The group met with the leaders of nine political parties and their staffs, election commission officials, and NGO representatives, during the campaign’s final stage. On the eve of the election and on election day, members of the group fanned out to four oblasts (Karaganda, Pavlodar, Akmola, and Almaty oblasts) as well as in the cities of Astana and Almaty. Group members visited sixty-five polling stations to observe the balloting. At five of these stations the group also observed the vote-count and closing procedures. Group members engaged in spontaneous conversation with hundreds of voters inside and outside polling stations after they had cast their ballots. The territory covered included urban and rural areas, working-class and white-collar constituencies, and Kazakh-majority and ethnic minority districts.
Unlike past elections, there were no visible signs of centrally directed administrative mobilization of voters to show up at the polls. Conversely, voters seemed motivated by a sense of civic consciousness (some describing this as “patriotism”) to cast their ballots.
From these findings, and based on the experience of most of its members monitoring elections in Kazakhstan and elsewhere since 1999, this observer group assessed the April 3 presidential election as successful on three levels.
First, it clearly reflects the political choice of Kazakhstani voters. Second, it marks a definite advance in the transparency of Kazakhstan’s electoral process, compared with previous elections. And third, it opens the way to the formation of a more pluralist parliament in next year’s legislative elections.
President Nursultan Nazarbayev has been re-elected with 95.5 percent of the votes cast, according to Central Electoral Commission’s preliminary returns (Kazinform, April 4). Three other candidates shared the remainder of votes cast. Nazarbayev’s score is consistent with his traditional approval rating. The turnout rate for this election, however, was extraordinarily high, at 89.9 percent of registered voters (up from 76.8 percent in the 2005 presidential election).

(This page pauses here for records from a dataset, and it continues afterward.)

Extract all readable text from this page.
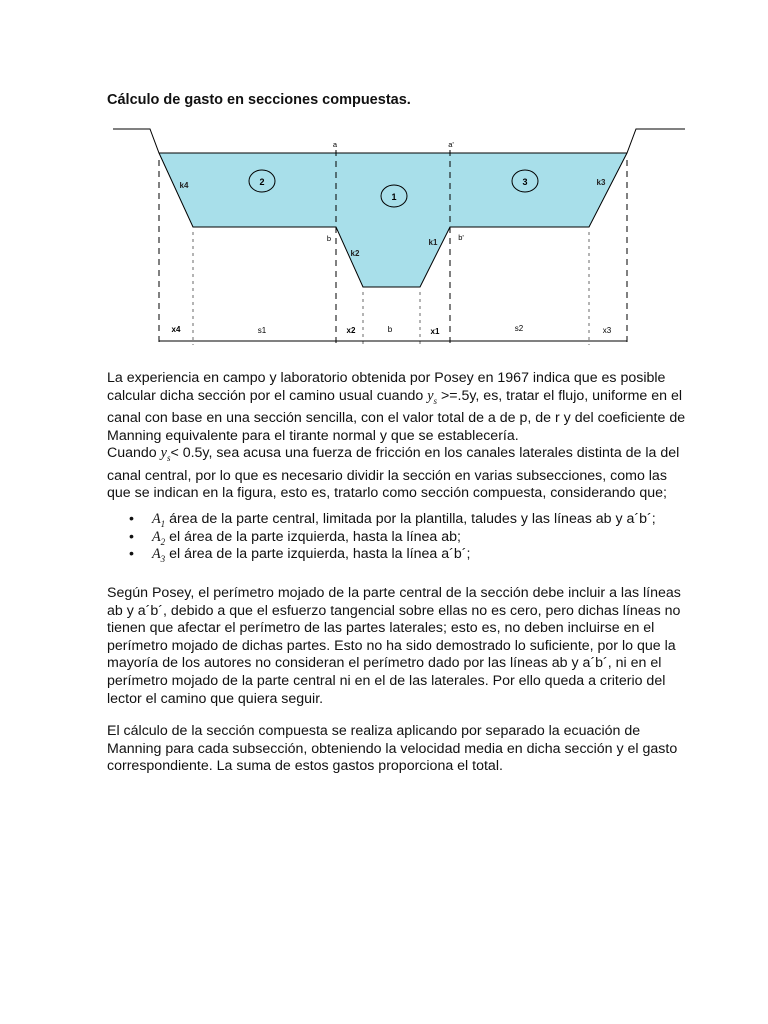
Cálculo de gasto en secciones compuestas.
2
1
3
a	a'
b	b'
k4	k3
k2
k1
x4	s1	x2	b	x1	s2	x3

La experiencia en campo y laboratorio obtenida por Posey en 1967 indica que es posible calcular dicha sección por el camino usual cuando $y_s >=.5y$, es, tratar el flujo, uniforme en el canal con base en una sección sencilla, con el valor total de a de p, de r y del coeficiente de Manning equivalente para el tirante normal y que se establecería.
Cuando $y_s< 0.5y$, sea acusa una fuerza de fricción en los canales laterales distinta de la del canal central, por lo que es necesario dividir la sección en varias subsecciones, como las que se indican en la figura, esto es, tratarlo como sección compuesta, considerando que;

• $A_1$ área de la parte central, limitada por la plantilla, taludes y las líneas ab y a´b´;
• $A_2$ el área de la parte izquierda, hasta la línea ab;
• $A_3$ el área de la parte izquierda, hasta la línea a´b´;

Según Posey, el perímetro mojado de la parte central de la sección debe incluir a las líneas ab y a´b´, debido a que el esfuerzo tangencial sobre ellas no es cero, pero dichas líneas no tienen que afectar el perímetro de las partes laterales; esto es, no deben incluirse en el perímetro mojado de dichas partes. Esto no ha sido demostrado lo suficiente, por lo que la mayoría de los autores no consideran el perímetro dado por las líneas ab y a´b´, ni en el perímetro mojado de la parte central ni en el de las laterales. Por ello queda a criterio del lector el camino que quiera seguir.

El cálculo de la sección compuesta se realiza aplicando por separado la ecuación de Manning para cada subsección, obteniendo la velocidad media en dicha sección y el gasto correspondiente. La suma de estos gastos proporciona el total.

Such a turnout bespeaks a yearning to maintain stability and political continuity in Kazakhstan, under the leadership that has delivered growing prosperity. Voters often said that they valued Kazakhstan’s stability, security, and steadily increasing living standards in their country. They contrasted this with the chaos engulfing many Muslim countries, from North Africa and the Middle East to Afghanistan and Kyrgyzstan next door.
This observer group assessed the electoral process as generally well-administered and transparent at almost all the 65 polling stations that were visited. Organizational errors or significant lapses seemed rare, and could not detract from the overall impression of a decently run electoral process. Electoral commission members were invariably open and forthcoming with information about technical aspects of the process.
The group found in most places that commission members had attended training and seminars, ahead of the presidential election. Next year’s parliamentary elections will, by their very nature, pose more complex organizational challenges, necessitating appropriate preparations. Following the vote, Nazarbayev’s chief political adviser, Yermuhamet Yertysbayev, announced that reforms of the executive and legislative branches of government will follow (Habar, April 4).
Several Kazakhstani parties declined to enter their candidates in the presidential election, arguing that the 30 days allocated for the pre-election campaign were insufficient for them to organize a proper campaign effort. All the registered parties, whether involved in this presidential election or not, will have the opportunity to participate in next year’s legislative elections.
In conversations with this group, party leaders made clear that they expect to compete for parliamentary seats on the basis of specific programs and constituent interests in those elections. This would mark a further step in Kazakhstan’s institution-building process, evolving toward open democratic politics. The scope and pace of this process is best determined by the Kazakhstanis themselves.